After a flashback scene establishing the day the human-hunting creatures came to Earth, the action moves to the aftermath of the 2018 movie. Evelyn (Emily Blunt) and her children Regan (Millicent Simmonds) and Marcus (Noah Jupe) abandon their ruined farm in search of safety. Along the way, they meet other survivors.

Plot holes abound in this illogical yet hugely entertaining work, the long-delayed follow-up to the original. But by this reviewer's reckoning, both movies have a great excuse. They take the template of the marooned family ringed by terror and locate it on Earth, in the present day, immediately making the survival situations more relatable.

An Earth setting, however, prevents screenwriters from inventing science-fiction tools that get characters into, and out of, sticky situations. So director, co-writer and actor John Krasinski gets a massive pass because his job is to make events so gripping, viewers do not notice the goofs. And he succeeds.
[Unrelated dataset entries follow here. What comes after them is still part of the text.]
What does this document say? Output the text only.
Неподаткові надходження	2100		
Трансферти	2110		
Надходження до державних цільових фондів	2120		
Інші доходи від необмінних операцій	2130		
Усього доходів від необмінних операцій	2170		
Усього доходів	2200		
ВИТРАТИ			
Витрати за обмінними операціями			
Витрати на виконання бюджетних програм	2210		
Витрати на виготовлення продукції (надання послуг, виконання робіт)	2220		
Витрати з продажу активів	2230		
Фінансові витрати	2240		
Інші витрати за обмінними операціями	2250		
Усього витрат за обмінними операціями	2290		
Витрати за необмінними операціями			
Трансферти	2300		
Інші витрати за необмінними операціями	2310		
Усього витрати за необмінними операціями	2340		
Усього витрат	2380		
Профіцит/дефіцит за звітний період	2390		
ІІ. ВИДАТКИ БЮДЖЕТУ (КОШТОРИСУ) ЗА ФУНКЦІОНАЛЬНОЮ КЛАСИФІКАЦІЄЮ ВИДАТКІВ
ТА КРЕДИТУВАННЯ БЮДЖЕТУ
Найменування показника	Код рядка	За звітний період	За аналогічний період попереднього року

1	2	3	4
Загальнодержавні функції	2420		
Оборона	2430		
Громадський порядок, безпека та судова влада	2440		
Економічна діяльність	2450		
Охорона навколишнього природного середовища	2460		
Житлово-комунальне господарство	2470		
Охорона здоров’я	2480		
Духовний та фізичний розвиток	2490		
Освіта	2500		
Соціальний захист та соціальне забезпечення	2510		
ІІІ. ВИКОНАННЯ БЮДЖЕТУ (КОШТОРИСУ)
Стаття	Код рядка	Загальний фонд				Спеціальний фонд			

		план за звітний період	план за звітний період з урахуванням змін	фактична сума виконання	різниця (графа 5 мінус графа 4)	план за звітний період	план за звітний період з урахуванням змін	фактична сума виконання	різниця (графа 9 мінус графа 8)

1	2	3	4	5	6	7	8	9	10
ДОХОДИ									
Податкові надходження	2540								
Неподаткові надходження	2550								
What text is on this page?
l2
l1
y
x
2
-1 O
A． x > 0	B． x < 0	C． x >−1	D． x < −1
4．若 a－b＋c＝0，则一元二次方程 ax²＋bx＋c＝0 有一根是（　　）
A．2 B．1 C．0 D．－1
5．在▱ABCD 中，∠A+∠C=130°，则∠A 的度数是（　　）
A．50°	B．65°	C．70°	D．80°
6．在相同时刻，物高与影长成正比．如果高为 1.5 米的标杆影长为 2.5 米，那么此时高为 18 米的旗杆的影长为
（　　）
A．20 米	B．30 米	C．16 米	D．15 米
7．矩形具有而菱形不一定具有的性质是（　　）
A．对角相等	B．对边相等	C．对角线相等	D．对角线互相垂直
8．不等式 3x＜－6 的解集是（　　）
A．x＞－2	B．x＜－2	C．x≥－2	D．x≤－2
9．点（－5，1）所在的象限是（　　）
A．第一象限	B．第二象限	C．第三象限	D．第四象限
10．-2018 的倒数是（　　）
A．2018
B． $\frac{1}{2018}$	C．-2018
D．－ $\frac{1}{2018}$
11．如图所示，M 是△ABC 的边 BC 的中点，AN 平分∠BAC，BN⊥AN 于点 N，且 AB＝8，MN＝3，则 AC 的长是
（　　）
This is a terrifically tense movie with carefully edited and clearly filmed scenes of entrapment and escape. Also, Krasinski has on his side a gifted actress, Blunt (his wife in real life), whose job in the sequel is to convey terror and vulnerability. She excels in this regard. Jupe and Simmonds are, like Blunt, actors who have no reason to be this good in a monster movie.


DRAMA

UNDER THE OPEN SKY (M18)

127 minutes, now showing

This realistic drama about a gangster released from jail after serving a 13-year sentence for murder features pay-offs that are small but substantial. It is hard to not cheer on Mikami (Koji Yakusho), who is trying his best to get by in a Japan that has little use for a middle-aged man with a prison record.
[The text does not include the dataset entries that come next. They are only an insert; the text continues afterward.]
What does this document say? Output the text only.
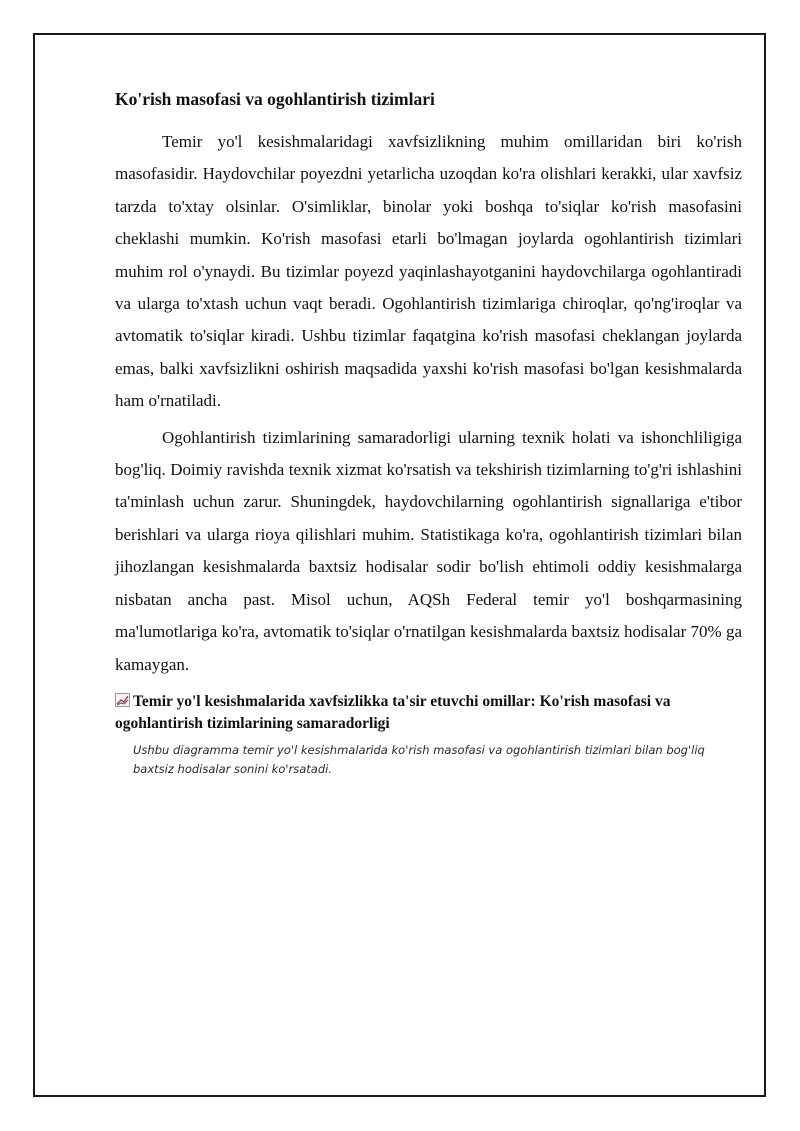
Ko'rish masofasi va ogohlantirish tizimlari

Temir yo'l kesishmalaridagi xavfsizlikning muhim omillaridan biri ko'rish masofasidir. Haydovchilar poyezdni yetarlicha uzoqdan ko'ra olishlari kerakki, ular xavfsiz tarzda to'xtay olsinlar. O'simliklar, binolar yoki boshqa to'siqlar ko'rish masofasini cheklashi mumkin. Ko'rish masofasi etarli bo'lmagan joylarda ogohlantirish tizimlari muhim rol o'ynaydi. Bu tizimlar poyezd yaqinlashayotganini haydovchilarga ogohlantiradi va ularga to'xtash uchun vaqt beradi. Ogohlantirish tizimlariga chiroqlar, qo'ng'iroqlar va avtomatik to'siqlar kiradi. Ushbu tizimlar faqatgina ko'rish masofasi cheklangan joylarda emas, balki xavfsizlikni oshirish maqsadida yaxshi ko'rish masofasi bo'lgan kesishmalarda ham o'rnatiladi.

Ogohlantirish tizimlarining samaradorligi ularning texnik holati va ishonchliligiga bog'liq. Doimiy ravishda texnik xizmat ko'rsatish va tekshirish tizimlarning to'g'ri ishlashini ta'minlash uchun zarur. Shuningdek, haydovchilarning ogohlantirish signallariga e'tibor berishlari va ularga rioya qilishlari muhim. Statistikaga ko'ra, ogohlantirish tizimlari bilan jihozlangan kesishmalarda baxtsiz hodisalar sodir bo'lish ehtimoli oddiy kesishmalarga nisbatan ancha past. Misol uchun, AQSh Federal temir yo'l boshqarmasining ma'lumotlariga ko'ra, avtomatik to'siqlar o'rnatilgan kesishmalarda baxtsiz hodisalar 70% ga kamaygan.

Temir yo'l kesishmalarida xavfsizlikka ta'sir etuvchi omillar: Ko'rish masofasi va ogohlantirish tizimlarining samaradorligi
Ushbu diagramma temir yo'l kesishmalarida ko'rish masofasi va ogohlantirish tizimlari bilan bog'liq baxtsiz hodisalar sonini ko'rsatadi.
He has been a member of the yakuza for much of his life. "No more yakuza, no more crime" is his motto upon his latest release. He hopes that by finding his birth mother, who gave him away because she was unmarried, he might find emotional closure.

Reality-show producer Tsunoda (Taiga Nakano) is sent to interview the older man because his boss sees potential for a ratings-grabbing, tear-jerking crowd-pleaser.

Adapted from Ryuzo Saki's novel Mibuncho (Inmate Files) and directed by Miwa Nishikawa, who trained with acclaimed humanist director Hirokazu Kore-eda (Oscar-nominated drama Shoplifters, 2018), the story explores Mikami's plight with compassion and a degree of dry humour - his attempts at relearning driving are laugh-cringe moments.

Nishikawa turns her camera on society as much as she does on Mikami, showing the sorry state of the yakuza today and the vampiric nature of reality television. Nor does she make Mikami cuddly or anti-heroic. He is an average, exasperated human caught in a system that beats him up because he is too young to be retired, too old to learn new skills and too poor to live without financial aid.